Deshalb achtet der Bewahrer der Religion darauf, daß die Bewohner seines Dorfes die Ahnen bis zurück zu dem Alten Mann und Unserer Mutter angemessen verehren, während der Wächter der Sitten die Aufgabe hat, die Chapáyekám abzuwehren. Er schnitzt und bemalt die Holzmasken, die sie vertreiben sollen, und er ist ständig darum bemüht, sich abschreckendere und furchterregende Fratzen auszudenken.
Man sieht demnach, daß der Meister der Tänze am meisten von allen fünf Yo’otui zu tun hat, denn die gemeinschaftlichen Tänze sind die Grundlage für die Angelegenheiten der anderen vier.

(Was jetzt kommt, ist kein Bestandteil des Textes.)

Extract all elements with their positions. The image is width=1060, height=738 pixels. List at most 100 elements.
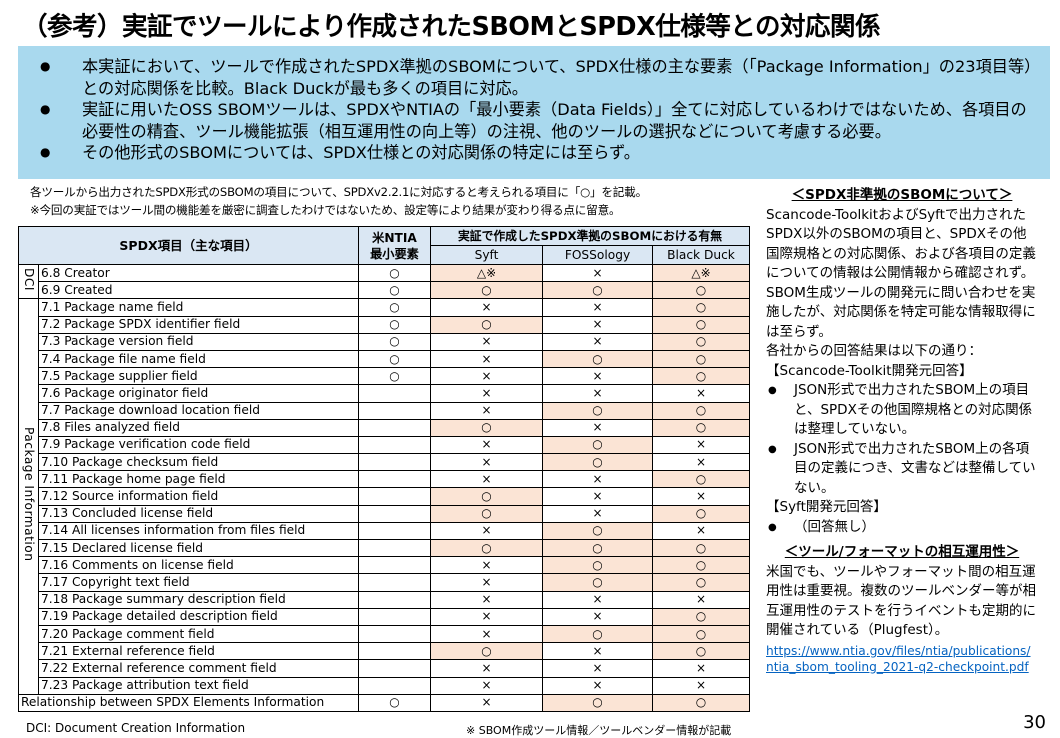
fossology-mark: ×	[542, 607, 653, 626]
blackduck-mark: ○	[651, 281, 751, 300]
syft-mark: ×	[430, 590, 543, 609]
fossology-mark: ×	[542, 263, 653, 283]
ntia-mark: ○	[358, 332, 431, 351]
table-caveat: ※今回の実証ではツール間の機能差を厳密に調査したわけではないため、設定等により結…	[30, 203, 621, 217]
fossology-mark: ○	[542, 401, 653, 420]
spdx-item-name: 7.13 Concluded license field	[38, 504, 359, 523]
side-paragraph: Scancode-ToolkitおよびSyftで出力されたSPDX以外のSBOM…	[766, 206, 1036, 282]
spdx-item-name: 7.15 Declared license field	[38, 538, 359, 558]
bullet-icon: ●	[40, 145, 51, 159]
spdx-item-name: 7.11 Package home page field	[38, 470, 359, 489]
table-row: 7.9 Package verification code field × ○ ×	[19, 435, 751, 455]
ntia-link[interactable]: https://www.ntia.gov/files/ntia/publicat…	[766, 643, 1031, 674]
table-row: 7.16 Comments on license field × ○ ○	[19, 556, 751, 575]
ntia-mark	[358, 556, 431, 575]
spdx-item-name: 7.17 Copyright text field	[38, 573, 359, 592]
ntia-mark	[358, 418, 431, 437]
side-paragraph: 各社からの回答結果は以下の通り：	[766, 343, 982, 359]
spdx-item-name: 7.22 External reference comment field	[38, 659, 359, 678]
table-note: 各ツールから出力されたSPDX形式のSBOMの項目について、SPDXv2.2.1…	[30, 185, 647, 199]
summary-text: 実証に用いたOSS SBOMツールは、SPDXやNTIAの「最小要素（Data …	[82, 100, 1027, 141]
header-blackduck: Black Duck	[651, 245, 751, 265]
fossology-mark: ×	[542, 332, 653, 351]
spdx-item-name: 6.8 Creator	[38, 263, 359, 283]
blackduck-mark: ×	[651, 487, 751, 506]
table-row: 7.13 Concluded license field ○ × ○	[19, 504, 751, 523]
ntia-mark	[358, 642, 431, 661]
spdx-item-name: 7.7 Package download location field	[38, 401, 359, 420]
ntia-mark: ○	[358, 367, 431, 386]
syft-mark: ×	[430, 435, 543, 455]
summary-box: ● 本実証において、ツールで作成されたSPDX準拠のSBOMについて、SPDX仕…	[18, 46, 1050, 179]
spdx-item-name: 7.8 Files analyzed field	[38, 418, 359, 437]
fossology-mark: ×	[542, 659, 653, 678]
summary-item: ● 実証に用いたOSS SBOMツールは、SPDXやNTIAの「最小要素（Dat…	[38, 99, 1036, 142]
summary-item: ● その他形式のSBOMについては、SPDX仕様との対応関係の特定には至らず。	[38, 142, 1036, 164]
side-panel: ＜SPDX非準拠のSBOMについて＞ Scancode-ToolkitおよびSy…	[766, 186, 1038, 675]
spdx-item-name: 7.12 Source information field	[38, 487, 359, 506]
ntia-mark	[358, 453, 431, 472]
blackduck-mark: ○	[651, 624, 751, 644]
fossology-mark: ×	[542, 642, 653, 661]
bullet-icon: ●	[40, 102, 51, 116]
table-row: 7.6 Package originator field × × ×	[19, 384, 751, 403]
table-row: 7.8 Files analyzed field ○ × ○	[19, 418, 751, 437]
spdx-item-name: 7.1 Package name field	[38, 298, 359, 317]
table-row: 7.5 Package supplier field ○ × × ○	[19, 367, 751, 386]
fossology-mark: ○	[542, 349, 653, 369]
table-row: DCI 6.8 Creator ○ △※ × △※	[18, 263, 751, 300]
spdx-item-name: 7.9 Package verification code field	[38, 435, 359, 455]
syft-mark: ○	[430, 642, 543, 661]
ntia-mark	[358, 624, 431, 644]
table-row: 7.14 All licenses information from files…	[19, 521, 751, 541]
page-number: 30	[1023, 712, 1046, 733]
syft-mark: ○	[430, 281, 543, 300]
ntia-mark	[358, 607, 431, 626]
blackduck-mark: ○	[651, 470, 751, 489]
spdx-item-name: 7.14 All licenses information from files…	[38, 521, 359, 541]
side-bullet: ● （回答無し）	[766, 518, 1038, 538]
blackduck-mark: ○	[651, 693, 751, 712]
syft-mark: ×	[430, 453, 543, 472]
spdx-item-name: 7.4 Package file name field	[38, 349, 359, 369]
ntia-mark	[358, 573, 431, 592]
syft-mark: ×	[430, 332, 543, 351]
table-row: 7.17 Copyright text field × ○ ○	[19, 573, 751, 592]
blackduck-mark: ×	[651, 453, 751, 472]
spdx-item-name: 6.9 Created	[38, 281, 359, 300]
blackduck-mark: ×	[651, 521, 751, 541]
side-subheading: 【Syft開発元回答】	[766, 499, 887, 515]
ntia-mark	[358, 659, 431, 678]
table-row: 7.4 Package file name field ○ × ○ ○	[19, 349, 751, 369]
table-row: 7.23 Package attribution text field × × ×	[19, 676, 751, 695]
spdx-item-name: 7.5 Package supplier field	[38, 367, 359, 386]
blackduck-mark: ○	[651, 573, 751, 592]
table-row: 7.20 Package comment field × ○ ○	[19, 624, 751, 644]
ntia-mark: ○	[358, 693, 431, 712]
blackduck-mark: ○	[651, 349, 751, 369]
fossology-mark: ○	[542, 624, 653, 644]
fossology-mark: ○	[542, 281, 653, 300]
fossology-mark: ×	[542, 418, 653, 437]
fossology-mark: ×	[542, 590, 653, 609]
table-row: 7.3 Package version field ○ × × ○	[19, 332, 751, 351]
syft-mark: ×	[430, 607, 543, 626]
syft-mark: ×	[430, 384, 543, 403]
fossology-mark: ×	[542, 315, 653, 334]
blackduck-mark: ○	[651, 607, 751, 626]
side-bullet-text: JSON形式で出力されたSBOM上の各項目の定義につき、文書などは整備していない…	[794, 440, 1036, 496]
header-fossology: FOSSology	[542, 245, 653, 265]
spdx-item-name: 7.20 Package comment field	[38, 624, 359, 644]
ntia-mark	[358, 401, 431, 420]
blackduck-mark: ○	[651, 642, 751, 661]
blackduck-mark: ○	[651, 401, 751, 420]
header-spdx-item: SPDX項目（主な項目）	[18, 226, 359, 265]
ntia-mark: ○	[358, 281, 431, 300]
spdx-comparison-table: SPDX項目（主な項目） 米NTIA 最小要素 実証で作成したSPDX準拠のSB…	[18, 226, 751, 712]
fossology-mark: ×	[542, 487, 653, 506]
fossology-mark: ○	[542, 573, 653, 592]
ntia-mark	[358, 435, 431, 455]
spdx-item-name: 7.3 Package version field	[38, 332, 359, 351]
ntia-mark	[358, 676, 431, 695]
syft-mark: ×	[430, 676, 543, 695]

Die Arbeit im Dorf wird nicht richtig erledigt, die Kämpfe werden nicht gewonnen, die Ahnen werden nicht angemessen geehrt, und die bösen Geister werden nicht hinreichend besänftigt oder vertrieben, wenn die Tänze nicht stattfinden – und dabei muß alles seine Richtigkeit haben. Der Meister der Tänze ist bemerkenswerterweise zu alt zum Tanzen. Ich fand es irgendwie komisch, daß die anderen Männer, die tagsüber ihren blutigen Beschäftigungen nachgingen, Abend für Abend feierlich und mit starren, manchmal sogar gezierten Bewegungen um aufwendig errichtete Feuer tanzten. Ich muß wohl kaum erwähnen, daß die Frauen niemals daran teilnahmen. Der Meister der Tänze verteilte genug Peyotl an die Tänzer, daß ihre Kräfte nicht erlahmten, aber nicht so viel, daß sie berauscht wurden oder in Raserei verfielen und die genau vorgeschriebenen Schritte und Kombinationen verpatzten, an denen seit der Alten Zeit nichts verändert worden war. Der Meister der Tänze überwachte die Tänzer mit Adlerblicken. Wenn ein Mann einen falschen Schritt machte oder vermessen genug war, einen neuen einzuführen, bekam er einen Verweis und mußte den Kreis verlassen. Getanzt wurde nach Musik, wie sie es nannten, die von Männern hervorgebracht wurde, die entweder behindert waren oder zu alt zum Tanzen. Doch da ihnen die Vielfalt der Instrumente fehlte, die von zivilisierten Völkern erfunden wurden, brachten sie für meine Ohren nur Lärm und ein schreckliches Getöse hervor. Sie bliesen Rohrpfeifen und wassergefüllte Kürbisse, rieben gekerbte Schilfrohre aneinander, schüttelten Holzrasseln und schlugen beidseitig bespannte Trommeln. Und obwohl kein Mangel an Tierhäuten herrschte, bestanden die Trommelfelle aus Menschenhaut. Die Tänzer vergrößerten den Lärm durch Bänder an ihren Fußgelenken, an denen Kokons hingen, in denen tote Insekten bei jedem Schritt klapperten.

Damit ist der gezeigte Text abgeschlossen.